New Life: An Easter Pep Talk
Guest column by Lauree Stroud Purcell
Editor’s Note: Lauree Purcell is a freelance writer and mother of two teenagers in Harrisonburg, Virginia.
As I live out my 50th year, I am going through some exciting challenges that are stretching my thinking and helping me grow. My father passed away last year, so I’m helping my mother clear out the home where they raised me. Going through all the letters, papers, photographs, and all our accumulated possessions brings back both happy and sad memories. Mom and I have been having some painful discussions, but we are also having a lot of fun doing new things she wasn’t free to do when Dad was alive. We are going for long brisk walks, attending concerts and plays, and watching chick flicks.
The natural world coming back to life around us makes me smile with amazement and awe every year. We need to think about spring when we’re struggling with doubts and fears.
Now that my older daughter has left for college, I’m also trying to reestablish some sort of professional life for myself after many years as a homemaker. As I spend more time writing and making connections in the community, I’m encouraging my younger daughter to do more for herself. I’m still taking care of most of the home and pet maintenance, but I’m doing it in a much more condensed period of time as I add in meetings and work of my own. I’m trying to figure out how to still be as available as a helpful and supportive wife, mother, and daughter, and I worry about letting them down. But we’re going to work it all out for a better future for all of us.
Easter is a time when many of us think about God’s love and the Bible’s story of a man named Jesus who was brutally killed when he was just 33 years old. According to the Bible, God gave him a few more days on earth to have inspiring conversations with people before Jesus disappeared into the sky to be with God. Jesus wanted us to look beyond our self-obsession, anxiety, and guilt, to focus instead on loving each other through our actions. Jesus wanted us to understand the perfect love he felt from God and to do our part to live more fully and deeply as we give of ourselves to others.
No matter how much we were hurt by someone in the past, or the bad experiences we faced when life didn’t always take us in the happiest directions, we have the ability to see past that hurt to a lightness and love greater than our ordinary physical reality. The Bible uses many images to describe it and inspire us. There is the time when the Holy Spirit passes over groups of people and they suddenly understand each other completely. There are the angels who tell Jesus’ followers to stop grieving and instead feel joy because Jesus is showing us something more important than our earthly cares. There is the bright daylight that comes with the discovery of the empty tomb.

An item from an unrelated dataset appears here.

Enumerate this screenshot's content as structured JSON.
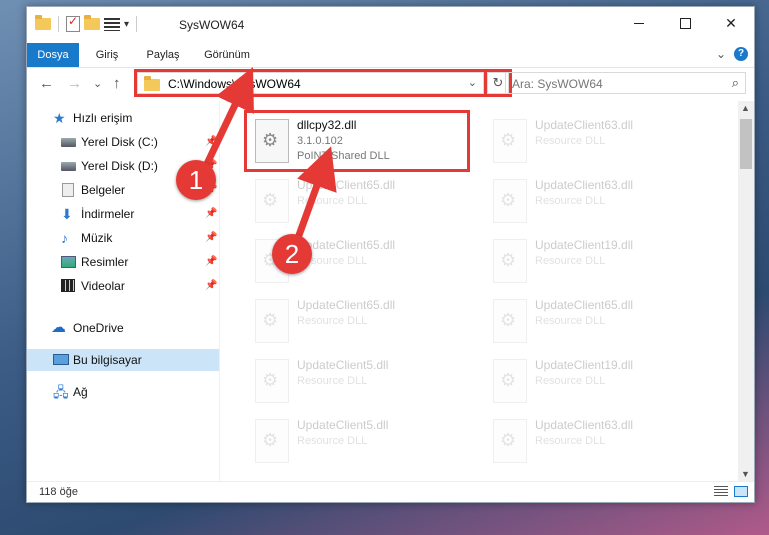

Easter is a time for us to nudge ourselves out of our funk and to get busy finding solutions to our many challenges and providing the consistent loving, guiding hands those around us need. For if we don’t let God work through us, through whom will God work? Sometimes it might be the person who hurts us the most who will be most in need of our understanding and care. We can be inspired by Jesus’ disciples, who dedicated their lives to teaching others a better way to live even after they watched their best friend and leader be tortured and murdered. They were willing to risk their own lives and to face great suffering to make sure future generations followed the new path Jesus had taught them. They felt loved and valued by God and wanted everyone to care for each other in the same way.
On a bright spring morning when flowers are starting to bloom and new leaves are forming on the trees, I think of the Easter story of Jesus overcoming death and appreciate the miracle of all the natural world coming back to life around us. It makes me smile with amazement and awe every year. We need to think about spring when we’re struggling with doubts and fears. For there is almost always a way to find help and make new decisions that will lead us out of our times of darkness. Almost all of us face disappointment or betrayal at some point in our lives, but Jesus commanded us to love one another.
We can choose to grow beyond our pain and provide the unconditional love we crave while our friends and family are still with us—sharing our temporary, mortal experience.